By then, our bankers on the ground had begun to articulate needs: “We need water and food and clothes and” …basically everything. The first funds to be spent filled a box truck with all of the above that our staff drove to a Central City holding station. There, we saw every banker in the area knee-deep in community service of the most grueling kind, we drove a little further and realized many of them were neglecting the effects of the storm on their personal homes to meet the needs of more tragically impacted neighbors. That and dozens of conversations with bankers across the affected region helped us to see that our industry’s gifts should prioritize the needs of bank employees. Some of our early disbursements went for rent, clothes, food, transportation, etc. I never thought that baby diapers and Gatorade could make so many so happy!
As quickly as local bankers could make time to confer with us, the KBA enlisted them in an advisory group to work on smart and effective allocation of the funds you’ve given, especially those that remain to address broader community needs. With counsel from bankers in other regions of Kentucky who’d experienced comparable disasters, we know that near-term federal relief funds will come and go quickly –– but recovery will take far longer, with many needs only becoming clear down the road. While local political figures often labor with whole hearts and the best of intentions concerning disaster relief aid allocations, these battered western Kentucky towns will be well-served by having a fund that can be directed by their community bankers. By virtue of what they do every day, no one is better equipped to spend your gifts wisely and well.

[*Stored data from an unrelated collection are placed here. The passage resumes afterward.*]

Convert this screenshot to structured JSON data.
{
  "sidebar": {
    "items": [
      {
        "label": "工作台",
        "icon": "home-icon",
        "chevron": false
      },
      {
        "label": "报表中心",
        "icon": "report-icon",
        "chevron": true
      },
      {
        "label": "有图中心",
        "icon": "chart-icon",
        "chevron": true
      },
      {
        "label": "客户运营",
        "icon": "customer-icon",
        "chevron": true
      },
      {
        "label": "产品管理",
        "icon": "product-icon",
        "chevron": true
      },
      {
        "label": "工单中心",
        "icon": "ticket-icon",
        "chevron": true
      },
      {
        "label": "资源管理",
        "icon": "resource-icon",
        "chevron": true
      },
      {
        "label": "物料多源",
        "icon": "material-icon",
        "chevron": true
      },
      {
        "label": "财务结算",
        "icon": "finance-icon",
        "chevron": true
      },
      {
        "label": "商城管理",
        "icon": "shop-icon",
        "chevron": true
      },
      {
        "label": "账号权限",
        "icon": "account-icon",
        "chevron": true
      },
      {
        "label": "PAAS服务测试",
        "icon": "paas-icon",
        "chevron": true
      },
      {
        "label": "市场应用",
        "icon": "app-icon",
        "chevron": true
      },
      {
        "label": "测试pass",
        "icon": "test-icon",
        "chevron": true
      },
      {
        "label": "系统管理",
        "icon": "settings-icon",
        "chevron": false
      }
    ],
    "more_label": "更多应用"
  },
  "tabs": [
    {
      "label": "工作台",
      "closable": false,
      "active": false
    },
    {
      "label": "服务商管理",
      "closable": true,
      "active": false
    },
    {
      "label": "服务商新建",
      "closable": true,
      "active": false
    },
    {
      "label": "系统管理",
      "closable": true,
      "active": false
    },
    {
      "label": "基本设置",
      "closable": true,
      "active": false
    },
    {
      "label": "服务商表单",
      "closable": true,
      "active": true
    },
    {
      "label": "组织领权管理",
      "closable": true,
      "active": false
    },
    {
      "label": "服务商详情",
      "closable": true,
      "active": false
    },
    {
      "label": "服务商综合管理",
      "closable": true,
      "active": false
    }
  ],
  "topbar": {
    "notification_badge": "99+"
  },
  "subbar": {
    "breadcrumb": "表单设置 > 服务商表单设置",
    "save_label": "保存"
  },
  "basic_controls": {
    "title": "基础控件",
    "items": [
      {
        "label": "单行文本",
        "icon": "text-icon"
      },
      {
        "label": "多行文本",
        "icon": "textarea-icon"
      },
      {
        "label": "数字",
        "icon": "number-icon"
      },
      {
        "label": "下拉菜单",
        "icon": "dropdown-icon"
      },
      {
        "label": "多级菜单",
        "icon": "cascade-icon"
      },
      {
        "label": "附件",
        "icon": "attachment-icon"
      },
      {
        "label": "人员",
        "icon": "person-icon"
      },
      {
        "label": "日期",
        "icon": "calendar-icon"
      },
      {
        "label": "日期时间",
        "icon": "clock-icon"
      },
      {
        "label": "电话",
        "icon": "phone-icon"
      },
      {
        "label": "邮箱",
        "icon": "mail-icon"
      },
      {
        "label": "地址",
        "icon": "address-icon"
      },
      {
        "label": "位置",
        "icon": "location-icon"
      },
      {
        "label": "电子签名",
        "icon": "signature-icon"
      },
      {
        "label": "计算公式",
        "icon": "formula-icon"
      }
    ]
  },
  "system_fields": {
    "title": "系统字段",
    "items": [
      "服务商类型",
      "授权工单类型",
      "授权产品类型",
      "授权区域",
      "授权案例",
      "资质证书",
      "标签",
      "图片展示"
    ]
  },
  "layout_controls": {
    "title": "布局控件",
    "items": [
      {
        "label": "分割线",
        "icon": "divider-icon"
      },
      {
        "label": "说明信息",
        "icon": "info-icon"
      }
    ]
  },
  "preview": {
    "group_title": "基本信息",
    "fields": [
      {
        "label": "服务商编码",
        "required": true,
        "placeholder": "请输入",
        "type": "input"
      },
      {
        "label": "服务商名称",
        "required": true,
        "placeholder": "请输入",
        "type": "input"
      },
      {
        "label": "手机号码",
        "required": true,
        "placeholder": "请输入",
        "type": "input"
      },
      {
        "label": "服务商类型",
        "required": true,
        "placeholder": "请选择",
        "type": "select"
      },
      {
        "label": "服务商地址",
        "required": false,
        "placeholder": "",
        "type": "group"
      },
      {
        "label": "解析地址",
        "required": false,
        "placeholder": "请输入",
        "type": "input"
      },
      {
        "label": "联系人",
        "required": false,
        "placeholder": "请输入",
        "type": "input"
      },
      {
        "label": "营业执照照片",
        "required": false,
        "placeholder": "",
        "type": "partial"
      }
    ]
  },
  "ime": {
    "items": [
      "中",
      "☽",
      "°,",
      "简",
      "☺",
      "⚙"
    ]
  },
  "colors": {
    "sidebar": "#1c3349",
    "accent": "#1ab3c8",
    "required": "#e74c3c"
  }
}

But it goes beyond their capabilities, every western Kentucky banker that will help direct your gifts will have lived through this disaster with their neighbors as a first responder. And they realize these are gifts freely given by their peers, that they were shown caring and GRACE by people they may never meet. That carries a heavy responsibility, one they accept with gratitude.
I add my own gratitude –– through a few more tears –– to the bankers here in Kentucky and from all over the country, to my counterparts across America, to all who have made a huge difference in the aftermath of a historic disaster, a difference that wise stewardship will extend for many years to come.
To my fellow state executives and their banks, thank you for showing such Amazing Grace.